For the domestic informal economy, similar type of expertise has to be built up. It is key to invest into tax office infrastructure and training of skilled employees. However, this will be a longer term project. The priority short-term should be on offshore accounts. There huge sums are hidden that are not used productively in the Greek ecoomy right now. The Greek government will present a simplified tax code in due time to reduce complexity and to improve the tax collection.

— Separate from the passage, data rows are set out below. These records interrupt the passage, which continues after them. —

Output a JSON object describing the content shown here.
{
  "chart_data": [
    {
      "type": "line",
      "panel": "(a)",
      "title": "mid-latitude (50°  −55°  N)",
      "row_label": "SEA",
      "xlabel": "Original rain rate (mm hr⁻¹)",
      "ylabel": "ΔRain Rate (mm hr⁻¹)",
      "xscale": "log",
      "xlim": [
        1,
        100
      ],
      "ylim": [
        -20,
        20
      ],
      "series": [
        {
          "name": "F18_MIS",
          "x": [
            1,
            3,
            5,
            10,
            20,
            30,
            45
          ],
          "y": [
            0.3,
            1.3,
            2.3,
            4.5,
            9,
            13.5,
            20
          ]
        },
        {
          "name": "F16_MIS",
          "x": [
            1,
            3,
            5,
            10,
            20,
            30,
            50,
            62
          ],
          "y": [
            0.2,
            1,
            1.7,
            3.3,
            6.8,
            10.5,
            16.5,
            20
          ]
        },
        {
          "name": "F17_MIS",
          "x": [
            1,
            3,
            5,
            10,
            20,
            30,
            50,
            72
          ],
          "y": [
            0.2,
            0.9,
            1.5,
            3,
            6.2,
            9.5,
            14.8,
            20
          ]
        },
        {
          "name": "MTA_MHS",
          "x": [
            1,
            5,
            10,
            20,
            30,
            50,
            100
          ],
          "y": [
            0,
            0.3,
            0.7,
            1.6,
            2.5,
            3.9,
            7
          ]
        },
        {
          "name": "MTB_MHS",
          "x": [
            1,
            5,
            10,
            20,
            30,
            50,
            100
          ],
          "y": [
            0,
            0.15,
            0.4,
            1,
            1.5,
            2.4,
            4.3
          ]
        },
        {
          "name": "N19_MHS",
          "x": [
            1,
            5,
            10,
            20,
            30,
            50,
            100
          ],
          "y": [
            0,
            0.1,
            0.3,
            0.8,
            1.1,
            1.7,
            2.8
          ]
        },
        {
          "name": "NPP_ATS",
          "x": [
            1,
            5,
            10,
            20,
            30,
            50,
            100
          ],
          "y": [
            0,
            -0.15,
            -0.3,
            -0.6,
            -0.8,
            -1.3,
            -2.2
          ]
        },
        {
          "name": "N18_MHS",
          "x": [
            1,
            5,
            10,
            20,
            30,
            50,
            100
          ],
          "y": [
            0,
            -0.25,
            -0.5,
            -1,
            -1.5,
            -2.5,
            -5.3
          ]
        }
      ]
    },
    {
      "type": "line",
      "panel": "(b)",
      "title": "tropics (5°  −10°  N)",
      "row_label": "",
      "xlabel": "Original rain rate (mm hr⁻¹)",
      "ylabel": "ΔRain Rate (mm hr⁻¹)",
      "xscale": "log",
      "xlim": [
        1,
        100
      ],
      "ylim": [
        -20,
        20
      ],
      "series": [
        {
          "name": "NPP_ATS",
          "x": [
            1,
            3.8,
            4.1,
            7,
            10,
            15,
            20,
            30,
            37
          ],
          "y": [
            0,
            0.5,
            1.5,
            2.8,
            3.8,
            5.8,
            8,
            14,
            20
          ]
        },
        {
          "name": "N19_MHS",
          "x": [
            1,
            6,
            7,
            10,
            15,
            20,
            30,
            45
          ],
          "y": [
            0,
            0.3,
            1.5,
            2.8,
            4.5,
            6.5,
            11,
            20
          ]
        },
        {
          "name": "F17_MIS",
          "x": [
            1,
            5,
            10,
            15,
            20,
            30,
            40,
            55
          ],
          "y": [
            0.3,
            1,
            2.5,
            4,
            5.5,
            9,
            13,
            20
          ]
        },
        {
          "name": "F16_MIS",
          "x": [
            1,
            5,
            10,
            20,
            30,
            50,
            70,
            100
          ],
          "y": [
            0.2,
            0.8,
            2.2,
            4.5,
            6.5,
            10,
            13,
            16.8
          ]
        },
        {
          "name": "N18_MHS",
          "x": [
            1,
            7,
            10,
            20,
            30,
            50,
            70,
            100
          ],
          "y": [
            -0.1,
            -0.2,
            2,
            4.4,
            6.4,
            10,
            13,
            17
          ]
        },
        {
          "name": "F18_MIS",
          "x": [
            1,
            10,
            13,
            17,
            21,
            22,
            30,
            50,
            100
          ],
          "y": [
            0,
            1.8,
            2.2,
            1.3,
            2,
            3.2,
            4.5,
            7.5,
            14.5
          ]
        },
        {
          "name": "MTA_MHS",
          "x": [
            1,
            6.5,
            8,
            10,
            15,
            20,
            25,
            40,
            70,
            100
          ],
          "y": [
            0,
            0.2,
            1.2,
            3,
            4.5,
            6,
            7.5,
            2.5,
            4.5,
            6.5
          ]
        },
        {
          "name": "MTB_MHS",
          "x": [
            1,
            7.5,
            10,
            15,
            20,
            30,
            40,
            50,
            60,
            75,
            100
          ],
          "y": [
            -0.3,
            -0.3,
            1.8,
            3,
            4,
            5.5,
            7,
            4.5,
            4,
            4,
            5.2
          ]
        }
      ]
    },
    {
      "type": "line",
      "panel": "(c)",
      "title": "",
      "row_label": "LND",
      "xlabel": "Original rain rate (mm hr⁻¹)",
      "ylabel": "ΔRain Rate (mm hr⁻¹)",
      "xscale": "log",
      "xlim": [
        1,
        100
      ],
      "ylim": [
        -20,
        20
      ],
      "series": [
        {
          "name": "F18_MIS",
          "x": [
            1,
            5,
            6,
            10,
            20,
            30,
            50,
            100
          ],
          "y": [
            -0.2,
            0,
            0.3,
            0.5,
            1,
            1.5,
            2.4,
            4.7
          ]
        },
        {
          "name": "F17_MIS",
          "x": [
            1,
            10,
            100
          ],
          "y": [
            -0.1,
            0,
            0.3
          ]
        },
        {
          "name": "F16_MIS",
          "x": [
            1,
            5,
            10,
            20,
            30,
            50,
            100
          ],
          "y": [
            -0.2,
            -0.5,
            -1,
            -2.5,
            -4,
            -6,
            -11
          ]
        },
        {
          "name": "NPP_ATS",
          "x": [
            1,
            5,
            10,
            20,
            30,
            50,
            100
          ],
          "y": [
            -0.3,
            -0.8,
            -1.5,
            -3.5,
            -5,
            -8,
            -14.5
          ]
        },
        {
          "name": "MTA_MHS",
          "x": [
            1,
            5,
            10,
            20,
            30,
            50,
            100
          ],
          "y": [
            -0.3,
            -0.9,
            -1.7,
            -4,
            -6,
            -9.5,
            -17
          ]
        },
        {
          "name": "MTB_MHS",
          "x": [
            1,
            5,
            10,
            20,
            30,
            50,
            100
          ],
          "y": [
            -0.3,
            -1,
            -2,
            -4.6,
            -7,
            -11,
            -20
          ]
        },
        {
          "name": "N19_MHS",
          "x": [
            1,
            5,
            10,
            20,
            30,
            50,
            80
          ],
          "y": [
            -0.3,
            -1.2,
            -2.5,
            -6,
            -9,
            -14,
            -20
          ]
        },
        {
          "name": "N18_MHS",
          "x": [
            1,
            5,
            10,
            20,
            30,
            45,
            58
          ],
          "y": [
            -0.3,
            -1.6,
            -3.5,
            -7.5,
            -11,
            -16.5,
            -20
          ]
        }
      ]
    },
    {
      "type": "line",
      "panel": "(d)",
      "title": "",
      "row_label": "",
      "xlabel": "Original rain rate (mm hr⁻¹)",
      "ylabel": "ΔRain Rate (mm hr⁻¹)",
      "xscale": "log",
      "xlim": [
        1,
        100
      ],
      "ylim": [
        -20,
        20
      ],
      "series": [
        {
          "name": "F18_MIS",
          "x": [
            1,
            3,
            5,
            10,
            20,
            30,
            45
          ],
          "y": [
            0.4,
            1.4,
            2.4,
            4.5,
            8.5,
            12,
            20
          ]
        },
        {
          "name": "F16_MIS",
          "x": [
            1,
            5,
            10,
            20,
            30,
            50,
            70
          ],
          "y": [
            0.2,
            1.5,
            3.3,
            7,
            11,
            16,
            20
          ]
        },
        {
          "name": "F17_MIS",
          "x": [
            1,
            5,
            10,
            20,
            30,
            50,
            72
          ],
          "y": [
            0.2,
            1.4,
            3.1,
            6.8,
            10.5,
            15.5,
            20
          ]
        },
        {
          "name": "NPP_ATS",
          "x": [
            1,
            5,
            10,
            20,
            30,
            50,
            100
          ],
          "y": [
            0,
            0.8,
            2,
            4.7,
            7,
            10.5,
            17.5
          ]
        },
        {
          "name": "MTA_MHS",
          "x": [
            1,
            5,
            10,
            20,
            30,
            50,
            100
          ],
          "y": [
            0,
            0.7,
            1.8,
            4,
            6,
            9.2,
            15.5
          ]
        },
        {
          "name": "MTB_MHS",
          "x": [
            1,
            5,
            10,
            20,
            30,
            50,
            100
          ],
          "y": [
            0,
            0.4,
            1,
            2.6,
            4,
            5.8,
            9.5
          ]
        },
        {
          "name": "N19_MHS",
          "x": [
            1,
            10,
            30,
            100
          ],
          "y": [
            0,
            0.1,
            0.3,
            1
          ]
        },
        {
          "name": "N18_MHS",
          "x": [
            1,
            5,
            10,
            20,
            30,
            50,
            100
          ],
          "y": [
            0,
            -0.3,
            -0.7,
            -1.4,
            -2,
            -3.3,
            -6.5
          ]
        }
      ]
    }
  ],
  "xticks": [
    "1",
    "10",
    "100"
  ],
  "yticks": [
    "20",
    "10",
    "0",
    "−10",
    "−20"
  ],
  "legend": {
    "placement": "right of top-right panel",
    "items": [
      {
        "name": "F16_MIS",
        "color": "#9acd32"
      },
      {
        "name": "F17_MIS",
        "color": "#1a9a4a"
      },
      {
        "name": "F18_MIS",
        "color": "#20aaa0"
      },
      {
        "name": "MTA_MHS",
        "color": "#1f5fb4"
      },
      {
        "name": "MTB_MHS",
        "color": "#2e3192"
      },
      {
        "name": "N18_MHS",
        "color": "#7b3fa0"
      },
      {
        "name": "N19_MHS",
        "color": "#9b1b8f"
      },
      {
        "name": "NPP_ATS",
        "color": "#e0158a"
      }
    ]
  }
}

If policymakers in the Eurozone fail to rethink their approach quickly, it will have serious repercussions for them as well. In this case European creditors will lose everything and probably once and forever. Same for the IMF. The new currency will devalue initially in a big way. What Greece must avoid, is a policy of the sliding Drachma like in the 1980s. The new approach should be to peg the dollar after initial decline, and after a period of stability to actively manage the currency. It will require substantial financial support from outside to achieve stabilization. One of the first measures will have to be to look in detail at the procedures of the central bank. The Greek central bank is a real risk for the country with its history of inability to design a balance of payments and to achieve a stable financial system. In both cases the truth about the shameful fact that Greece is a big exporter should be presented to internal and international public. To assist a massacre of its own economy without correcting its course was a huge mistake. The other institutions to be blamed are the IMF and to a lesser extent the ECB.

As far as other measures are involved a specific program should be developed over a period of several months. At this point in time no further restrictive policy measures should be targeted. A new program has to be tailor-made to the grave situation.